Financial providers were able to return a total of £83 million of the losses.
In these authorised push payment (APP) scams, a customer is duped into sanctioning a payment to another account that is controlled by a criminal.
Some £228 million of losses in 2018 came from personal accounts and £126 million was from business accounts.
In total there were 84,624 APP scam cases, split between 78,215 cases involving personal accounts and 6,409 cases involving non-personal accounts.
In February, the APP scams voluntary code was agreed following work between the industry, consumer groups and the Payment Systems Regulator.
The code, which comes into effect on May 28, will bring new protections for customers of payment service providers who sign up to it.
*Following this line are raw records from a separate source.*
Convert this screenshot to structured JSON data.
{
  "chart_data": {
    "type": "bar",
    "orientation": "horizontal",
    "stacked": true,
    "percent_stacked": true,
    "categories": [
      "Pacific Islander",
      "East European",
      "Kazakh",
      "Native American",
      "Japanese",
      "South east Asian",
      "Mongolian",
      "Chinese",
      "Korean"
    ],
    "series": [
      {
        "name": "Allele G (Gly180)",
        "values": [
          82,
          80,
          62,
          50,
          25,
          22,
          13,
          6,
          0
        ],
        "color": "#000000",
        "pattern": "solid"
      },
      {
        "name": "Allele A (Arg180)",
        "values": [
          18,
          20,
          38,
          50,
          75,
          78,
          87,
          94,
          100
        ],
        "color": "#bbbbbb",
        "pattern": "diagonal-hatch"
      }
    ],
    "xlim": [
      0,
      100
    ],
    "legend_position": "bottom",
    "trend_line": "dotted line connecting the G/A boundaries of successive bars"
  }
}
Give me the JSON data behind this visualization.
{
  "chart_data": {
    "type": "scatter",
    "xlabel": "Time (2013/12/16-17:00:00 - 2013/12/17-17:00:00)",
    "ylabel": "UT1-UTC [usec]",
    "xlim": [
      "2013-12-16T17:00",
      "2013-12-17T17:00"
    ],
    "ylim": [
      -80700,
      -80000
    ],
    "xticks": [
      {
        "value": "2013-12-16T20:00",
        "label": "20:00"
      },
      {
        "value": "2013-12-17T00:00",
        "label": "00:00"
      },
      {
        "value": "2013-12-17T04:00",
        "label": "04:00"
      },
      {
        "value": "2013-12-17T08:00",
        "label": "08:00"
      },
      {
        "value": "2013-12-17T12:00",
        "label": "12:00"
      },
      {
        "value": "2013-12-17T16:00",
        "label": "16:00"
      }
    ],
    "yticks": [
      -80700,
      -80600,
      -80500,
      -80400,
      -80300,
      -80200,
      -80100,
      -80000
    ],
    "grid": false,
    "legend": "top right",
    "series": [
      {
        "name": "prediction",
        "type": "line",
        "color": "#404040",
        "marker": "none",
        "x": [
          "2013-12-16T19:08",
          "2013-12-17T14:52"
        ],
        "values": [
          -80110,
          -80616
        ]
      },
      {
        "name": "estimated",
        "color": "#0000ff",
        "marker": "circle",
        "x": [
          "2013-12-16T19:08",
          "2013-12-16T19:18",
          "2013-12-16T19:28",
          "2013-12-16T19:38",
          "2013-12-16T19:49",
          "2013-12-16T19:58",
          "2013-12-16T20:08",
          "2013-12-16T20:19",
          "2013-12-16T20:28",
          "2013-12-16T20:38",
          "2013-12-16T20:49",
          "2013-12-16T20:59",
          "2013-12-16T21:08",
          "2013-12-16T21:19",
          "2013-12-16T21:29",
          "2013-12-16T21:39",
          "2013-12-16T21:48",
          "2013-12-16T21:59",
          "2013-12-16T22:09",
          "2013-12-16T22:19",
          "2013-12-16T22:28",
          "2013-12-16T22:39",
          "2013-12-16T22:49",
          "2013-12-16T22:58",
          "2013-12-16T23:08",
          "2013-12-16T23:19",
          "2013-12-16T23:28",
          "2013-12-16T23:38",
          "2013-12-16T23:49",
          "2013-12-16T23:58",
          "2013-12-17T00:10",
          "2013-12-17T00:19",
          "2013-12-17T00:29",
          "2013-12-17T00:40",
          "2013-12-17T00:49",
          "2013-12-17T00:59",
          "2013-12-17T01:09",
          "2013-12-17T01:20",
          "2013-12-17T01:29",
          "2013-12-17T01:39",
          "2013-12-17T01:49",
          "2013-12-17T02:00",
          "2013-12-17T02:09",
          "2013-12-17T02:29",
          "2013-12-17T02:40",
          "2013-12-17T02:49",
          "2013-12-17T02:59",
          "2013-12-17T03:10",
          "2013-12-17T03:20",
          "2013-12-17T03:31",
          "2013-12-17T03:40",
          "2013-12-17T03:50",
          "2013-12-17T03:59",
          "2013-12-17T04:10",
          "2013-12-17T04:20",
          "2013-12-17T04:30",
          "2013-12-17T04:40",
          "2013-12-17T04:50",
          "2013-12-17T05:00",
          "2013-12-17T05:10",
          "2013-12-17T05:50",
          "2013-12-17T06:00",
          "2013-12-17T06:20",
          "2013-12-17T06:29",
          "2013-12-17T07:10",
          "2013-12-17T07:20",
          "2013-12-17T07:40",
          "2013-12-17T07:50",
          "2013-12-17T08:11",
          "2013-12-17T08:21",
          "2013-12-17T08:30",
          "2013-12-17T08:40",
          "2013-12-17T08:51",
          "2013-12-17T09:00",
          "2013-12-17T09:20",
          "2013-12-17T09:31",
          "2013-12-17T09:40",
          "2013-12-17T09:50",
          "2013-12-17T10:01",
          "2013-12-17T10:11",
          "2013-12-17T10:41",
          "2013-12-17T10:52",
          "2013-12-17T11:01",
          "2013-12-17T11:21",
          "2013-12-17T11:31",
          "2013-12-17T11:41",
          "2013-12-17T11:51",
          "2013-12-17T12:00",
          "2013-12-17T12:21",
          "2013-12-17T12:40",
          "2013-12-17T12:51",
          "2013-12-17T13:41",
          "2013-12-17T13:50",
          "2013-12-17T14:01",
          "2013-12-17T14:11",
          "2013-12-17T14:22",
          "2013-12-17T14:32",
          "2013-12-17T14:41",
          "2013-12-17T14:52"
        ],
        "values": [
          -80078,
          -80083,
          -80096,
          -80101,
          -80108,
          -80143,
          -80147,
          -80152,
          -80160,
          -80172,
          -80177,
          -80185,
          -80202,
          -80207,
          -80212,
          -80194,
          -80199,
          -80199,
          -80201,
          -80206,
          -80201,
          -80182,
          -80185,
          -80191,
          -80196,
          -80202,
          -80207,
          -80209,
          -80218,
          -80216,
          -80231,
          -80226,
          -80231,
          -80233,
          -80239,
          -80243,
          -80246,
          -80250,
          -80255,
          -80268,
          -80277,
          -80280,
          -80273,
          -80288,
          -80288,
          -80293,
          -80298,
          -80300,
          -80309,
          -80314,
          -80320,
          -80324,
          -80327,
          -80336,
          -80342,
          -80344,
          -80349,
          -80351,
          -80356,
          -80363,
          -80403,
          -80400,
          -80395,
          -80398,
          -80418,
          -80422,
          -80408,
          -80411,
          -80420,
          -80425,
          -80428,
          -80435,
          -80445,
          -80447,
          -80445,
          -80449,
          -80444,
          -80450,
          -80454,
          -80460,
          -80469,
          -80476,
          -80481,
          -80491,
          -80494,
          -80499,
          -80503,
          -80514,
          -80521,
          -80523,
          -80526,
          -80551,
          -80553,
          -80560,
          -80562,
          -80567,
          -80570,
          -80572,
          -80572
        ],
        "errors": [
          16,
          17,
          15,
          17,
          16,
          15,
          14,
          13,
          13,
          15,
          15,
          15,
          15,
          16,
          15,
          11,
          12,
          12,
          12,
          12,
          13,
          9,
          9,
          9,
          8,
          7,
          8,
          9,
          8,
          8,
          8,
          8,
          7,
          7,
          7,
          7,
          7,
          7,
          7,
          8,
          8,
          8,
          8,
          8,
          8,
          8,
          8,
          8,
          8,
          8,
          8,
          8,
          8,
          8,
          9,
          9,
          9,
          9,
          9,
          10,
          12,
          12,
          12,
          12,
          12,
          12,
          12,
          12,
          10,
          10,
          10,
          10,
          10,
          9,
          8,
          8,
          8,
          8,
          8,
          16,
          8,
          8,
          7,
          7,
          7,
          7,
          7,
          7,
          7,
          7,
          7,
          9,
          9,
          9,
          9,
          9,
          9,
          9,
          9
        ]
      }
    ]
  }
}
It commits firms to reimbursing victims of APP scams in any scenario when their bank or payment service provider is at fault and the customer has met the standards expected of them under the code.
Under existing legislation, if a customer authorises the payment themselves they have no legal protection to cover them for losses.
UK Finance started gathering data on APP scams from 2017.
Losses due to APP scams in 2017 totalled £236 million across 43,875 cases – but UK Finance said the figures are not directly comparable with 2018 as new industry guidelines have improved the identification and reporting of APP scams and more banks have also started reporting data.
UK Finance’s figures also show the finance industry stopped £2 in every £3 of attempted unauthorised fraud last year.
In an unauthorised fraudulent transaction, the account holder themselves does not provide authorisation for the payment to proceed and the transaction is carried out by a third-party.
Customers are legally protected against losses caused by unauthorised fraud.
UK Finance said industry research indicates customers are fully refunded in over 98% of unauthorised fraud cases.
Katy Worobec, managing director of economic crime at UK Finance, said: “Last month, the finance industry and consumer groups agreed a voluntary code which will increase protection for customers from authorised push payment scams.
“It delivers a significant commitment from signatories to reimburse victims when the customer has met the standards expected of them under the code.
“At the same time the industry continues to fight fraud on every front to protect customers and prevent this kind of crime – investing in advanced security systems and new ways to track stolen funds, assisting law enforcement in tackling the criminals and supporting the government in improving the ways in which intelligence is shared.”